We have to realize that beyond VEGF, there are still abundant angiogenic signaling cascade and other pathways that are related to the pathophysiology of neovascular AMD altogether. Many investigational drugs have the potential to not only reduce patient visits and injections but also improve outcomes by targeting additional pathways, increasing the target’s affinity, and lengthening treatment durability.128 Insight into the mechanisms of resistance to anti-VEGF therapy would be helpful to guiding treatment decisions regarding when to switch to other anti-VEGF drugs or choose a combination therapy or multi-target treatment, which will be a real breakthrough in the treatment of neovascular AMD.

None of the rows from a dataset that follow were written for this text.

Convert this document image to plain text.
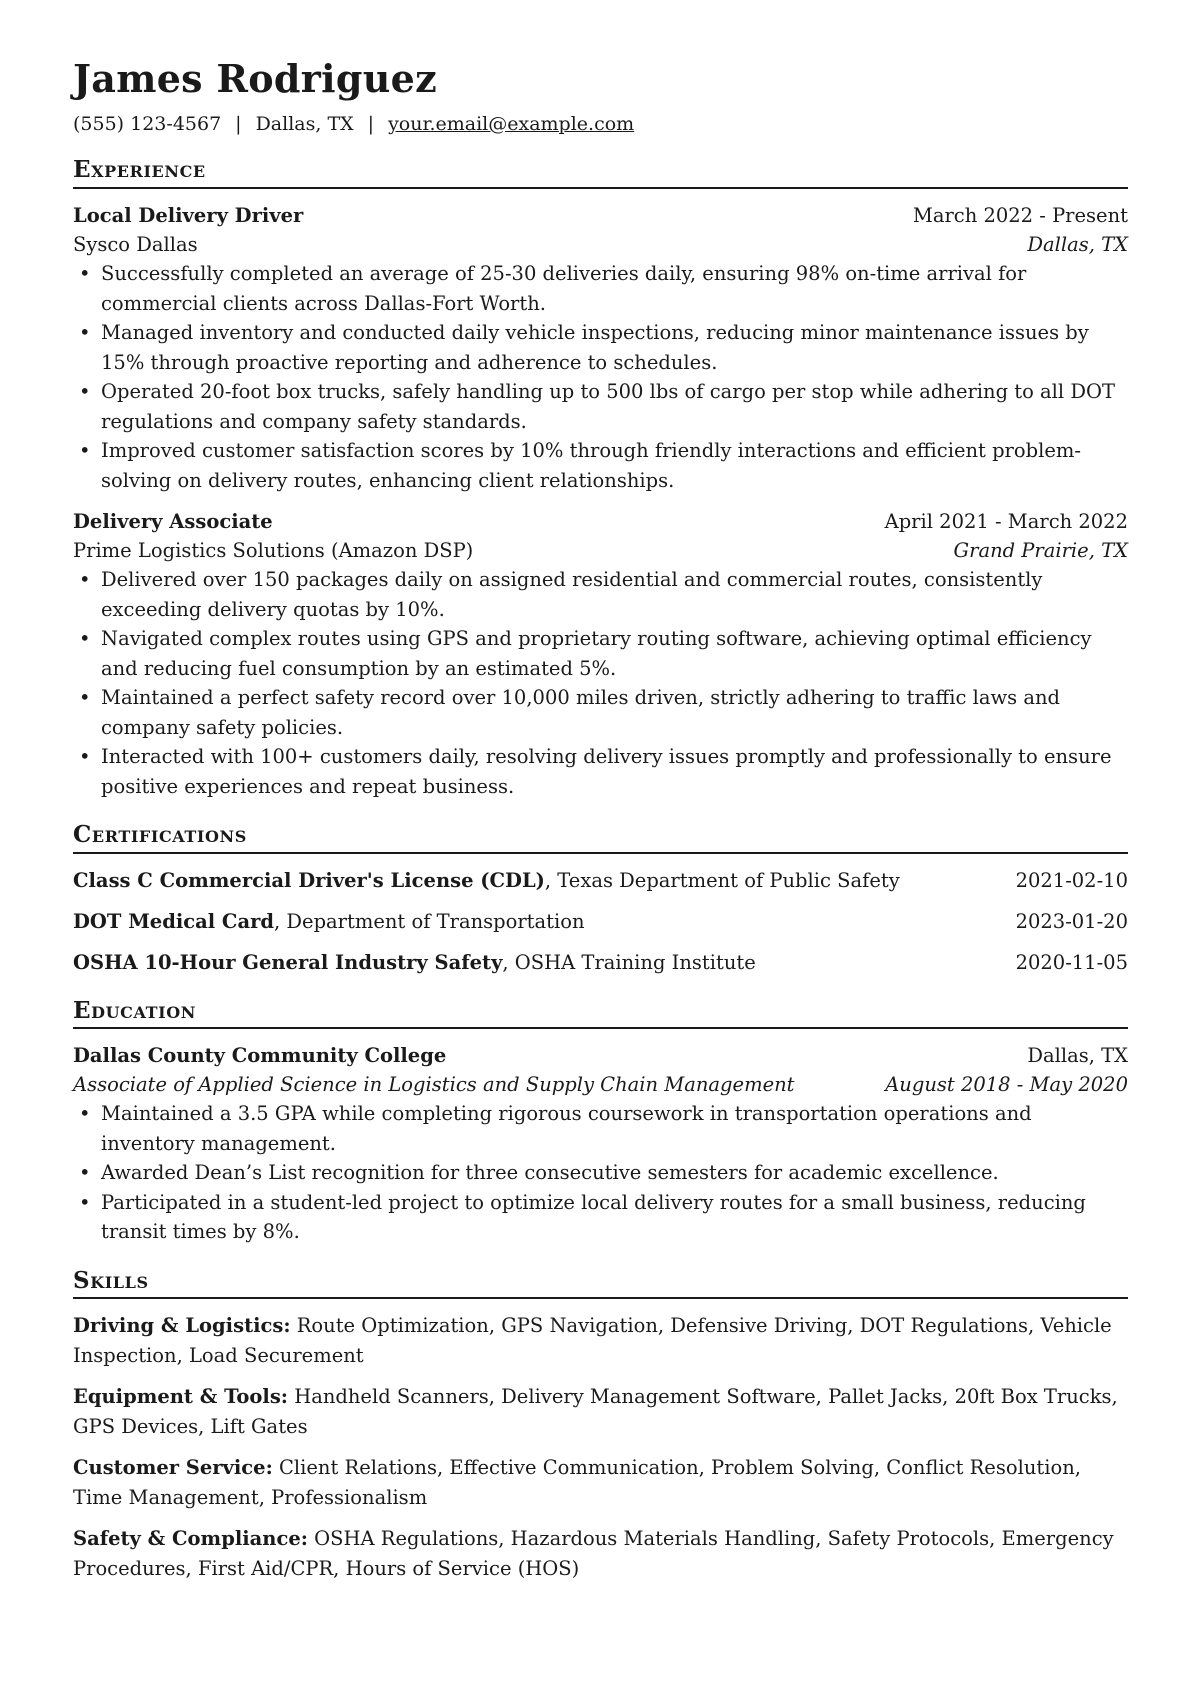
James Rodriguez
(555) 123-4567 | Dallas, TX | your.email@example.com
Experience
Local Delivery Driver	March 2022 - Present
Sysco Dallas	Dallas, TX
• Successfully completed an average of 25-30 deliveries daily, ensuring 98% on-time arrival for commercial clients across Dallas-Fort Worth.
• Managed inventory and conducted daily vehicle inspections, reducing minor maintenance issues by 15% through proactive reporting and adherence to schedules.
• Operated 20-foot box trucks, safely handling up to 500 lbs of cargo per stop while adhering to all DOT regulations and company safety standards.
• Improved customer satisfaction scores by 10% through friendly interactions and efficient problem-solving on delivery routes, enhancing client relationships.
Delivery Associate	April 2021 - March 2022
Prime Logistics Solutions (Amazon DSP)	Grand Prairie, TX
• Delivered over 150 packages daily on assigned residential and commercial routes, consistently exceeding delivery quotas by 10%.
• Navigated complex routes using GPS and proprietary routing software, achieving optimal efficiency and reducing fuel consumption by an estimated 5%.
• Maintained a perfect safety record over 10,000 miles driven, strictly adhering to traffic laws and company safety policies.
• Interacted with 100+ customers daily, resolving delivery issues promptly and professionally to ensure positive experiences and repeat business.
Certifications
Class C Commercial Driver's License (CDL), Texas Department of Public Safety	2021-02-10
DOT Medical Card, Department of Transportation	2023-01-20
OSHA 10-Hour General Industry Safety, OSHA Training Institute	2020-11-05
Education
Dallas County Community College	Dallas, TX
Associate of Applied Science in Logistics and Supply Chain Management	August 2018 - May 2020
• Maintained a 3.5 GPA while completing rigorous coursework in transportation operations and inventory management.
• Awarded Dean’s List recognition for three consecutive semesters for academic excellence.
• Participated in a student-led project to optimize local delivery routes for a small business, reducing transit times by 8%.
Skills
Driving & Logistics: Route Optimization, GPS Navigation, Defensive Driving, DOT Regulations, Vehicle Inspection, Load Securement
Equipment & Tools: Handheld Scanners, Delivery Management Software, Pallet Jacks, 20ft Box Trucks, GPS Devices, Lift Gates
Customer Service: Client Relations, Effective Communication, Problem Solving, Conflict Resolution, Time Management, Professionalism
Safety & Compliance: OSHA Regulations, Hazardous Materials Handling, Safety Protocols, Emergency Procedures, First Aid/CPR, Hours of Service (HOS)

This study was supported by grants from the National Science Foundation for Distinguished Young Scholars (81425006).
Dr Sun is a consultant to Novartis International AG (Basel, Switzerland) and Chengdu Kanghong Biotechnology Co. Ltd. (Chengdu, People’s Republic of China). This review received no specific grant from any funding agency in either the commercial or not-for-profit sectors. The authors report no other conflicts of interest in this work.